Apple, Google, and Amazon will give evidence at an Australian Senate inquiry into the influence of international big tech company companies in Australia, reports Business News Australia (a subscription is required to read the entire article).

The inquiry is to determine exactly how much influence such companies have on the country’s influence over Australian markets and the country’s democracy. In its submissions to the Senate, Apple focused on its efforts to ensure user privacy as a fundamental human right.

Apple also insisted that it went beyond compliance with legal requirements for privacy. The tech giant also asserted that it collected less user data than other tech companies, and didn’t rely on the monetization of user data, nor tracking or analysis of the information.

This isn’t Apple’s first skirmish with the Australian government. On June 7, the Australian Government released its Strategic Plan for Australia’s Payments System, outlining the Government’s policy objectives and priorities for reform.
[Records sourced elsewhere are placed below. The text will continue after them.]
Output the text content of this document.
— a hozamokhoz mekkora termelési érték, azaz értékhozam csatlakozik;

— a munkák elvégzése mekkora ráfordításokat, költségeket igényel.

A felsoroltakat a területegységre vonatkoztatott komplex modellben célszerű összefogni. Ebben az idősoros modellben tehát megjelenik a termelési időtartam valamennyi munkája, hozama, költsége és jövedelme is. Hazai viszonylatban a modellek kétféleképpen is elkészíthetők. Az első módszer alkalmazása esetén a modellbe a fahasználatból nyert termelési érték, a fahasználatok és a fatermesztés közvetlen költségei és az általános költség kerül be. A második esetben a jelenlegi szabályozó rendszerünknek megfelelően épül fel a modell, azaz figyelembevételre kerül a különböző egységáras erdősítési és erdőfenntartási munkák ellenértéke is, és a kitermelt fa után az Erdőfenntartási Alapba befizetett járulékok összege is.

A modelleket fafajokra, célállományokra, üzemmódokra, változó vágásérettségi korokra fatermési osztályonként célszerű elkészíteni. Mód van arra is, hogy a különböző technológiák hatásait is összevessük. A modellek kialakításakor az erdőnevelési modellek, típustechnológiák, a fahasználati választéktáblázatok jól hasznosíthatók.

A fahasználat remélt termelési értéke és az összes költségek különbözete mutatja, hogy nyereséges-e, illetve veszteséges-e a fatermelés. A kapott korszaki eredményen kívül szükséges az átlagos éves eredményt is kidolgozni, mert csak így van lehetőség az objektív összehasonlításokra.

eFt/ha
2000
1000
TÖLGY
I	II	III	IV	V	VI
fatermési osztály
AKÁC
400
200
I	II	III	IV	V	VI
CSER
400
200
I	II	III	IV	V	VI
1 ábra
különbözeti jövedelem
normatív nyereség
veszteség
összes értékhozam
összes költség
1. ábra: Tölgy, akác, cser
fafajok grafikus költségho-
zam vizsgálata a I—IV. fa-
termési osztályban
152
Pushing back against the proposal being considered by the government to extend Reserve Bank powers to digital payment platforms, Apple said the move could backfire by weakening the privacy and security of iPhones.
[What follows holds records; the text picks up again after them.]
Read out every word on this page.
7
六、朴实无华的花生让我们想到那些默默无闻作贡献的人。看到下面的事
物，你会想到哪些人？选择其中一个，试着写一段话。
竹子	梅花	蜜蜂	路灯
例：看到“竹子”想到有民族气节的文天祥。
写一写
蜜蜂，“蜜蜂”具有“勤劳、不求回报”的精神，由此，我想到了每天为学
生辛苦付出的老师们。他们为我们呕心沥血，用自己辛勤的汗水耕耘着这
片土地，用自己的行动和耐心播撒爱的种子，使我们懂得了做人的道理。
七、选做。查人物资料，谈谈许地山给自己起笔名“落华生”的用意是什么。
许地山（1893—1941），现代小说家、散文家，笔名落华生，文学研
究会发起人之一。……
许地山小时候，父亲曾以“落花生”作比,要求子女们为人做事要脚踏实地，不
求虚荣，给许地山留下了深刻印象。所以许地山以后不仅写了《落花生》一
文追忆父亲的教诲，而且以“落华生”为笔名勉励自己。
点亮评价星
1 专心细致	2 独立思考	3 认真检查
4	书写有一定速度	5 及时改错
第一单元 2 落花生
The rules will affect Apple Wallet, Apple Pay, and similar services by companies other than Apple. Current rules by the Australian government don’t allow the government to impose rules on tech firms regarding smartphone access and price regulation.
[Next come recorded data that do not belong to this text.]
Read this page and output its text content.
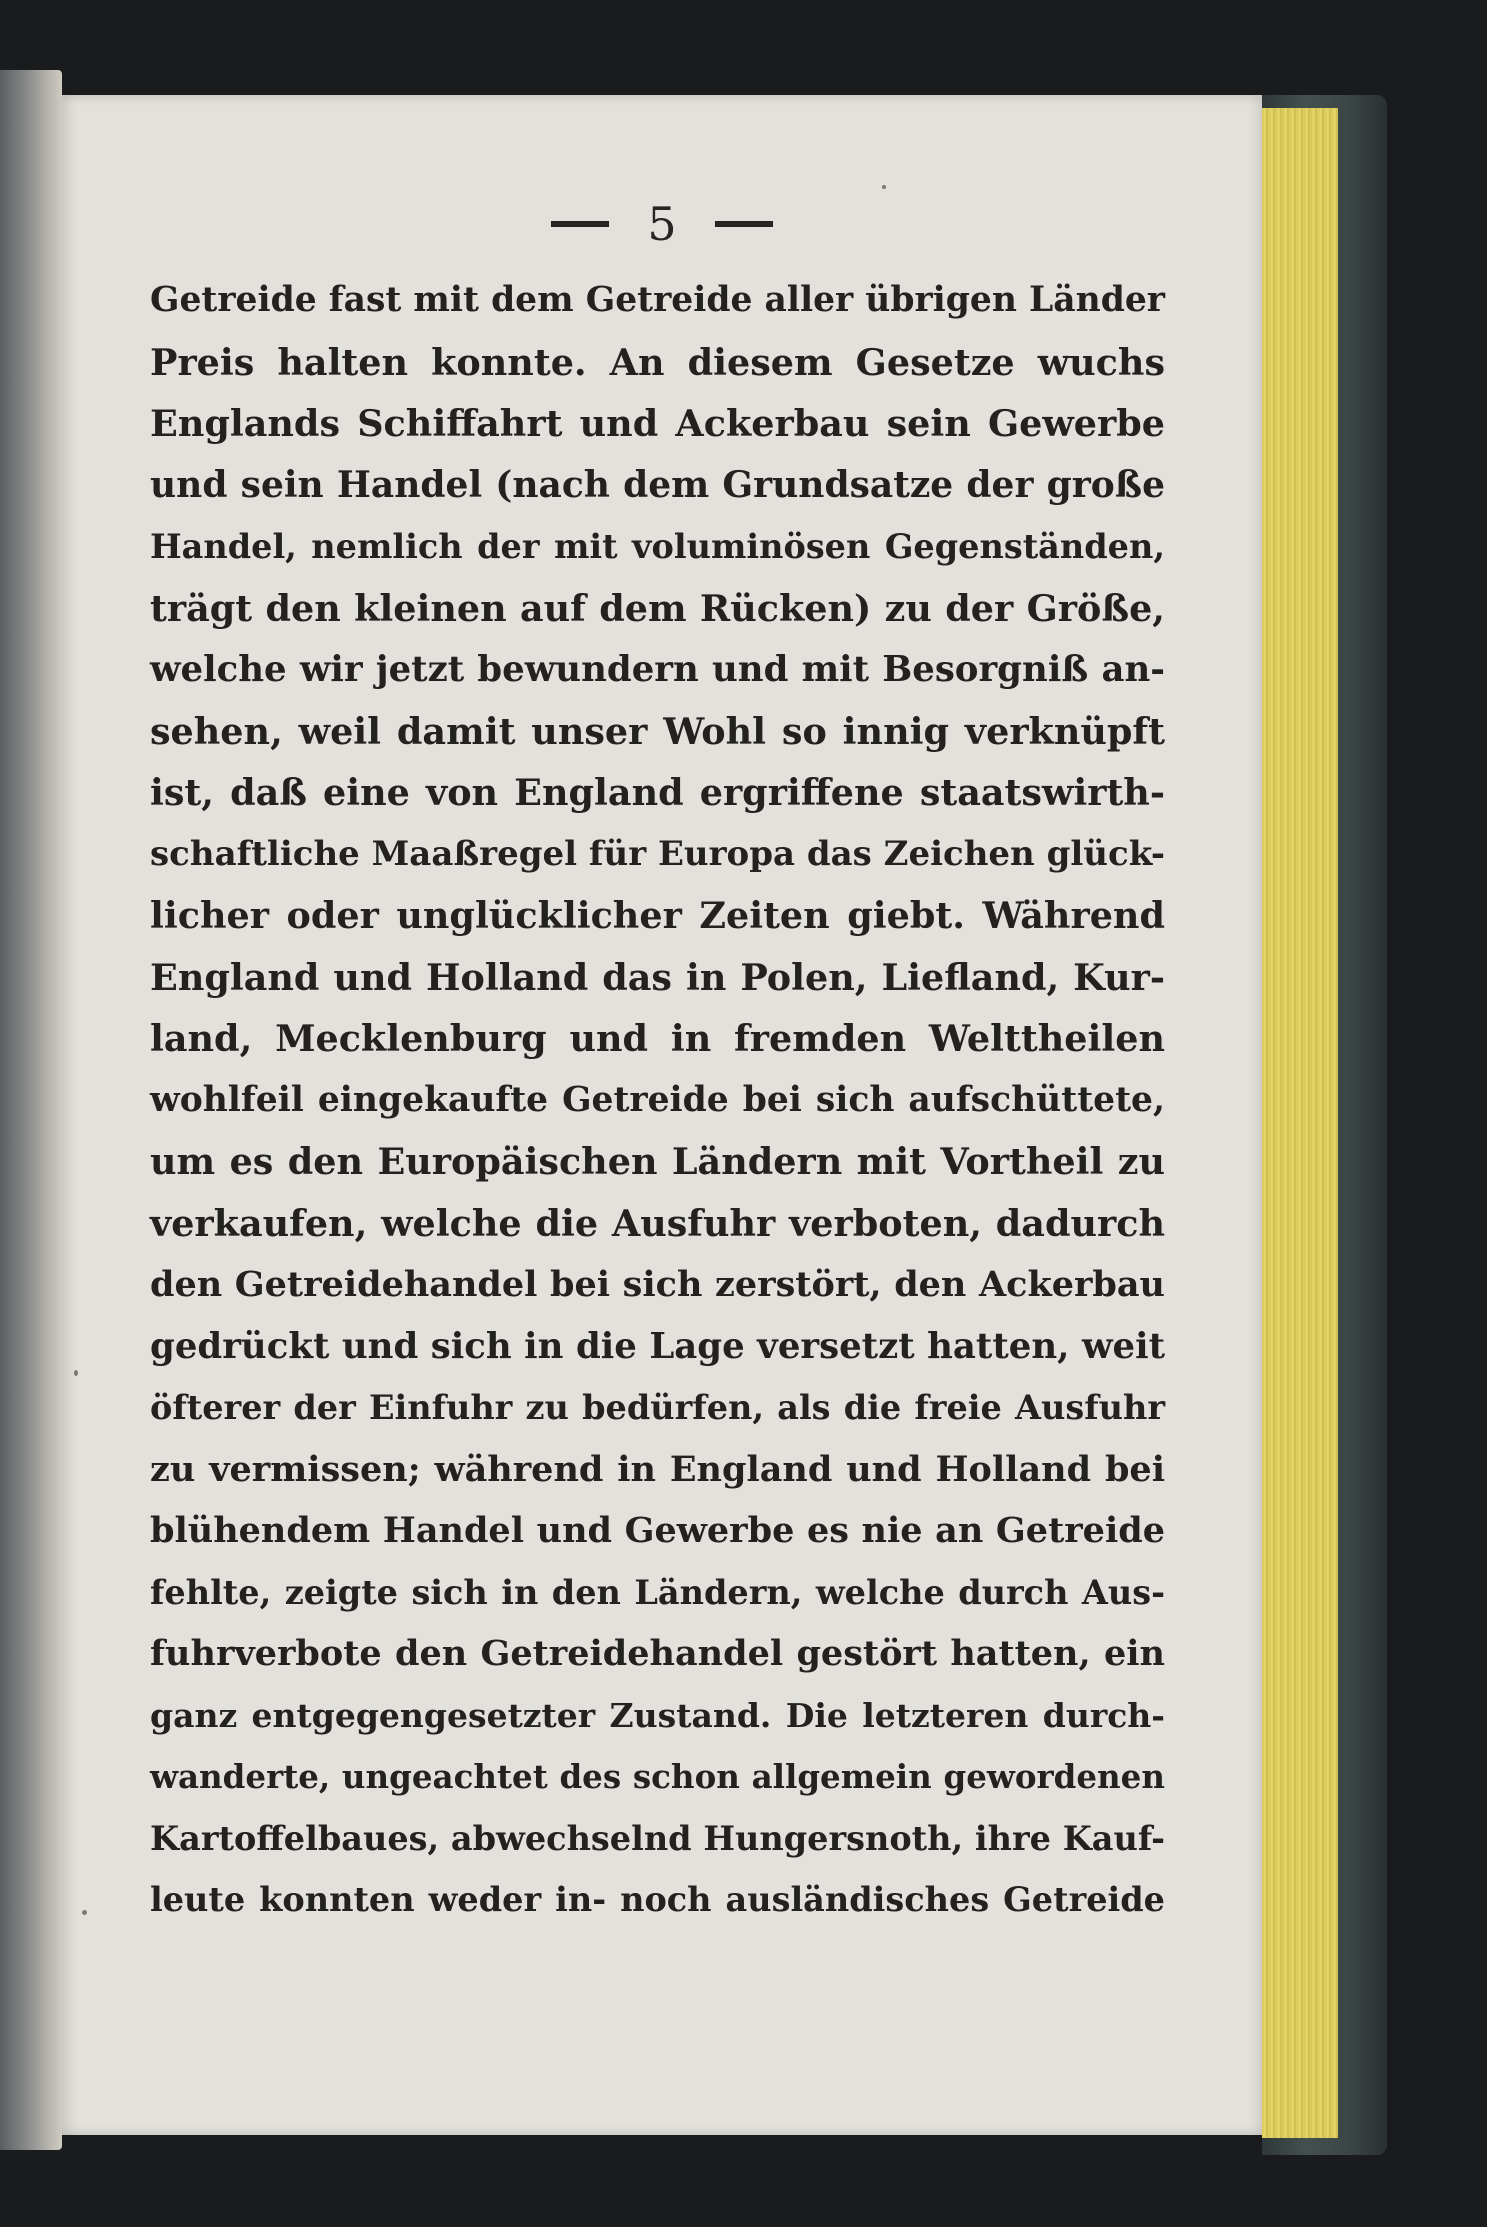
5
Getreide fast mit dem Getreide aller übrigen Länder
Preis halten konnte. An diesem Gesetze wuchs
Englands Schiffahrt und Ackerbau sein Gewerbe
und sein Handel (nach dem Grundsatze der große
Handel, nemlich der mit voluminösen Gegenständen,
trägt den kleinen auf dem Rücken) zu der Größe,
welche wir jetzt bewundern und mit Besorgniß an-
sehen, weil damit unser Wohl so innig verknüpft
ist, daß eine von England ergriffene staatswirth-
schaftliche Maaßregel für Europa das Zeichen glück-
licher oder unglücklicher Zeiten giebt. Während
England und Holland das in Polen, Liefland, Kur-
land, Mecklenburg und in fremden Welttheilen
wohlfeil eingekaufte Getreide bei sich aufschüttete,
um es den Europäischen Ländern mit Vortheil zu
verkaufen, welche die Ausfuhr verboten, dadurch
den Getreidehandel bei sich zerstört, den Ackerbau
gedrückt und sich in die Lage versetzt hatten, weit
öfterer der Einfuhr zu bedürfen, als die freie Ausfuhr
zu vermissen; während in England und Holland bei
blühendem Handel und Gewerbe es nie an Getreide
fehlte, zeigte sich in den Ländern, welche durch Aus-
fuhrverbote den Getreidehandel gestört hatten, ein
ganz entgegengesetzter Zustand. Die letzteren durch-
wanderte, ungeachtet des schon allgemein gewordenen
Kartoffelbaues, abwechselnd Hungersnoth, ihre Kauf-
leute konnten weder in- noch ausländisches Getreide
In its argument against the new plan, Apple says its Wallet is effectively a “digital reproduction of a physical wallet, and no more a payment system or participant than an actual physical wallet would be,” notes the Financial Review. What’s more, the company claims that the design of Apple Wallet is meant to be pro-competitive, since it allows smaller banks and fintech companies more access, as well as more choice in what card they use. Finally, Apple argues that Apple Pay is a limited player in the mobile payments system, so doesn’t create a financial risk to banks.